Review Arcade: On the Human Alignment and Gameability of LLM Reviews
Review Arcade: On the Human Alignment and Gameability of LLM Reviews
Review Arcade:关于大语言模型评审的人类对齐与可博弈性研究
Abstract: LLM-generated reviews for scientific papers are gaining considerable traction and are even being officially piloted by major conferences. We have to assume that not only reviewers are using LLM-assistance, but also that authors use LLMs to revise their papers before submitting.
摘要: 由大语言模型(LLM)生成的学术论文评审正受到广泛关注,甚至已被各大顶级会议正式试点采用。我们必须预见到,不仅评审人员在使用大语言模型辅助工作,作者们也在提交论文前利用大语言模型对稿件进行润色。

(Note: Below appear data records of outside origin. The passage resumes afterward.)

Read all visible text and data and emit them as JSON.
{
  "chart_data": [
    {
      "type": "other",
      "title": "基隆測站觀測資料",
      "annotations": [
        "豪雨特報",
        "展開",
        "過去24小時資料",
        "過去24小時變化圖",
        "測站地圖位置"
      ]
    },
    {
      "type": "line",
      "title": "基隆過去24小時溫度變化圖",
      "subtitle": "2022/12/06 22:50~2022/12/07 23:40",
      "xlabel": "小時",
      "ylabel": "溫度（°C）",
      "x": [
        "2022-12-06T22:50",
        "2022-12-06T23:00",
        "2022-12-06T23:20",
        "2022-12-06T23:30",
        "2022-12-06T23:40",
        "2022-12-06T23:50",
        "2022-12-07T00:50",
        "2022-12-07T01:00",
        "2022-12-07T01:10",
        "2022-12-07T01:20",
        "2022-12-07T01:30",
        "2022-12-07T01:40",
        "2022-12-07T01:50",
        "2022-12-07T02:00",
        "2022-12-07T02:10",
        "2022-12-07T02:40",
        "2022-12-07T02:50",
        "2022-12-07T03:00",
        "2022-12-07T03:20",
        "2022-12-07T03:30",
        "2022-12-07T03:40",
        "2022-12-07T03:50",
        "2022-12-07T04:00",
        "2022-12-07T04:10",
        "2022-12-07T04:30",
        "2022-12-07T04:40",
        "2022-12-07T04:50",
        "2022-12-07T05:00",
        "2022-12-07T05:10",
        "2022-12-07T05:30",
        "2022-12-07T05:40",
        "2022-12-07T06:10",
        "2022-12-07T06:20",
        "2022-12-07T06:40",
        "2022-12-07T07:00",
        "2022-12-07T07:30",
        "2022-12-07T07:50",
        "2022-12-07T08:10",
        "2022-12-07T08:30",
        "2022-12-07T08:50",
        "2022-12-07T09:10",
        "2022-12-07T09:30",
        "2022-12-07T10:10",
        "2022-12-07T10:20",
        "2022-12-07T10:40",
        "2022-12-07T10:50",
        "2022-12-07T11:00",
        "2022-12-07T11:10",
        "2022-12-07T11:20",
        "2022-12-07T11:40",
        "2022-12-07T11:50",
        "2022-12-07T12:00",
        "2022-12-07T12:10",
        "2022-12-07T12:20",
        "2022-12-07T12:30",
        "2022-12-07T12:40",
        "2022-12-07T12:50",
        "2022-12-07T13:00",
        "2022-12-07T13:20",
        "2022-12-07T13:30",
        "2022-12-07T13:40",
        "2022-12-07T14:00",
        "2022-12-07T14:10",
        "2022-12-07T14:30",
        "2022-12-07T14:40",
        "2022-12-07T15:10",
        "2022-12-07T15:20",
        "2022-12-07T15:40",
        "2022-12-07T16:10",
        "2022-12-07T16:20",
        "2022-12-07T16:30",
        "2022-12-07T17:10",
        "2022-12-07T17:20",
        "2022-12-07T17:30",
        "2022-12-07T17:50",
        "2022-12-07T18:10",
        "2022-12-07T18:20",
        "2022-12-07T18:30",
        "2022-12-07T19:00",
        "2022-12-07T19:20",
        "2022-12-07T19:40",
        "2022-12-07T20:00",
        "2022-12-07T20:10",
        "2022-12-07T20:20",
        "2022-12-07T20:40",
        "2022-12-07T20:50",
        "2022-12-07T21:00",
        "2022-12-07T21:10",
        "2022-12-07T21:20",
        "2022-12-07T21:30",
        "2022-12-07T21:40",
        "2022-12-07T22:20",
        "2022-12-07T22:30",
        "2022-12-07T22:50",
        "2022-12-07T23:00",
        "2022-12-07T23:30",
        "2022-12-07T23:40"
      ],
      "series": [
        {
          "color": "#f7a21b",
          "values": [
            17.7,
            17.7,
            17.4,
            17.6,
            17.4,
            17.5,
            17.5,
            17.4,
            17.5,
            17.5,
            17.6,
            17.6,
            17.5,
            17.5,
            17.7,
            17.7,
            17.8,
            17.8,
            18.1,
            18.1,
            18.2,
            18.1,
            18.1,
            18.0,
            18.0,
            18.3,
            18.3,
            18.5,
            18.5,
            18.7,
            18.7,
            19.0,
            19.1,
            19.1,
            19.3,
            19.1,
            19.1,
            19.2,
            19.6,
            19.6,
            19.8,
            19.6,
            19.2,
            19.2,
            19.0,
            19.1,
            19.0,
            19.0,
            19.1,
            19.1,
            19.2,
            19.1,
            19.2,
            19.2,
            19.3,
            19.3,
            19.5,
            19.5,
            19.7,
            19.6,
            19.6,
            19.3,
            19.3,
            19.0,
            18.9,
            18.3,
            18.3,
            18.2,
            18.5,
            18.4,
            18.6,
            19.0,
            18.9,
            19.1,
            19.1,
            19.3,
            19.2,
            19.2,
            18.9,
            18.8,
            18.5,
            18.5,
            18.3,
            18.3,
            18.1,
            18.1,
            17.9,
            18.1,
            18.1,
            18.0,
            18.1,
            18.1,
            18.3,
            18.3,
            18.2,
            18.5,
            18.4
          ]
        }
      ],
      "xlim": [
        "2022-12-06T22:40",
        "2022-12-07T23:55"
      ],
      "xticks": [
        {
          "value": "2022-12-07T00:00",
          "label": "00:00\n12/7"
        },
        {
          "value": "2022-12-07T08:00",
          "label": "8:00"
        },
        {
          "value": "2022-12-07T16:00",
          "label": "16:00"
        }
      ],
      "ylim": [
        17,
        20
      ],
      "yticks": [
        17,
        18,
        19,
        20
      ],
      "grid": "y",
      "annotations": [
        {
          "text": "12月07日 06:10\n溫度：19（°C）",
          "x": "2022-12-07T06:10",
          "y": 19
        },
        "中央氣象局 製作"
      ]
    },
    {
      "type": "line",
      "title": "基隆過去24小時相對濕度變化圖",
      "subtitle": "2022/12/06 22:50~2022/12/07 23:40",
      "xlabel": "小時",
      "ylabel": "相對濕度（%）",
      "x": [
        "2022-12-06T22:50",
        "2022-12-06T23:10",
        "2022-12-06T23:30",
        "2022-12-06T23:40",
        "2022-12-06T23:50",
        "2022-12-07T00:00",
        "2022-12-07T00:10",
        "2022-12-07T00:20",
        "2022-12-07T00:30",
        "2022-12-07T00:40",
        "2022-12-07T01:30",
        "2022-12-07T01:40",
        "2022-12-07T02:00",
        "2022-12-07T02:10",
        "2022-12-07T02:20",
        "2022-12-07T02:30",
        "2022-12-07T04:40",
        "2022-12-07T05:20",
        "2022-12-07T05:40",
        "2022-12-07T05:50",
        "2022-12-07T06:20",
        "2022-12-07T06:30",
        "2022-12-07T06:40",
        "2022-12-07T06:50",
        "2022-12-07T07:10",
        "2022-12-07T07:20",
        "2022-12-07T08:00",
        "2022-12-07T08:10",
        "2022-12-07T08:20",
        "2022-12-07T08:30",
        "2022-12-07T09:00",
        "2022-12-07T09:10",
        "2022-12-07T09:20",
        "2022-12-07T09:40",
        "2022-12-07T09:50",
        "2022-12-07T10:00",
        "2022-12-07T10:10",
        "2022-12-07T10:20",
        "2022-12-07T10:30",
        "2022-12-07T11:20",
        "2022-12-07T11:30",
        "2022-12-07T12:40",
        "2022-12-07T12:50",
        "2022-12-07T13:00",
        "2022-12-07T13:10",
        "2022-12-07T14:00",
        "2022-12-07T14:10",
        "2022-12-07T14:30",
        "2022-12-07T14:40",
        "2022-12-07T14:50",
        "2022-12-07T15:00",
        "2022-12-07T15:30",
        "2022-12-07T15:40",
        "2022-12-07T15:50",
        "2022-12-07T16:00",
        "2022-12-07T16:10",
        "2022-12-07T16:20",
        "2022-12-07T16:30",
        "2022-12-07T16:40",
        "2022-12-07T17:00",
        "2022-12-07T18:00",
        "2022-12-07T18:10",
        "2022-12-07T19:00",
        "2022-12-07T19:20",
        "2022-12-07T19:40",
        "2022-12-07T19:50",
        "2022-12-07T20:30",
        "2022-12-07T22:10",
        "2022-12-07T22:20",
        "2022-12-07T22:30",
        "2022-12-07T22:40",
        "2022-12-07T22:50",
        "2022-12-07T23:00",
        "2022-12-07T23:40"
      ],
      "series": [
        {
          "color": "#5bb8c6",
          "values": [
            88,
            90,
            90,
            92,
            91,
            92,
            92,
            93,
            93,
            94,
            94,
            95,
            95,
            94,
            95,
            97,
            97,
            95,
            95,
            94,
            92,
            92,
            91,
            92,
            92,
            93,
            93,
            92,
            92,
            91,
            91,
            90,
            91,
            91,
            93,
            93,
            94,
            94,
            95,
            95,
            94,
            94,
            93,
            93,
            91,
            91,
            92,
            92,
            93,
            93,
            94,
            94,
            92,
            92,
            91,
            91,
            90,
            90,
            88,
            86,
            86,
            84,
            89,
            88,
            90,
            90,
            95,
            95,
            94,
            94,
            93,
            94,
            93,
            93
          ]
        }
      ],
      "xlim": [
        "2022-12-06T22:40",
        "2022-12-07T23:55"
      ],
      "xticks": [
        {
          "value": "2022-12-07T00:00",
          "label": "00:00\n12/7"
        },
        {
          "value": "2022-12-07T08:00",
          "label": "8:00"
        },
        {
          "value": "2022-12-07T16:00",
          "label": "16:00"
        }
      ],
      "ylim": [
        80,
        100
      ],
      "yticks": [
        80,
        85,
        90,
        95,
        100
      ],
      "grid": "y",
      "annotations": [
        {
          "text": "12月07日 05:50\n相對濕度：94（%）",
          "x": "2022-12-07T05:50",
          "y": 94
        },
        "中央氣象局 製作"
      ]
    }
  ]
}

In this work, we perform empirical experiments on papers from the 2025 ACL Rolling Review (ARR) to evaluate LLM reviews from both the author and the reviewer perspective. First, we identify a limited alignment of LLM reviews with human ones. In the best-case scenario, the alignment is reasonable. However, we also find that LLM-human alignment varies substantially across prompts and models.
在这项研究中,我们对 2025 年 ACL 滚动评审(ARR)的论文进行了实证实验,从作者和评审者两个视角评估了 LLM 的评审表现。首先,我们发现 LLM 评审与人类评审之间的一致性有限。在理想情况下,这种一致性尚可接受;然而,我们也发现 LLM 与人类的一致性在不同提示词(prompts)和模型之间存在显著差异。
Finally, we investigate the scenario in which the author uses an iterative draft-revise workflow to improve the submission according to the LLM review. We find that this “gaming” of LLM reviews can be effective in specific scenarios, leading to a statistically significant increase of overall scores for up to 35% of papers. We publish our code: this https URL.
最后,我们研究了作者利用“草稿-修订”的迭代工作流,根据 LLM 的评审意见来优化论文的情境。研究发现,这种对 LLM 评审的“博弈”在特定场景下是有效的,能够使高达 35% 的论文在总分上获得统计学意义上的显著提升。我们已公开了相关代码。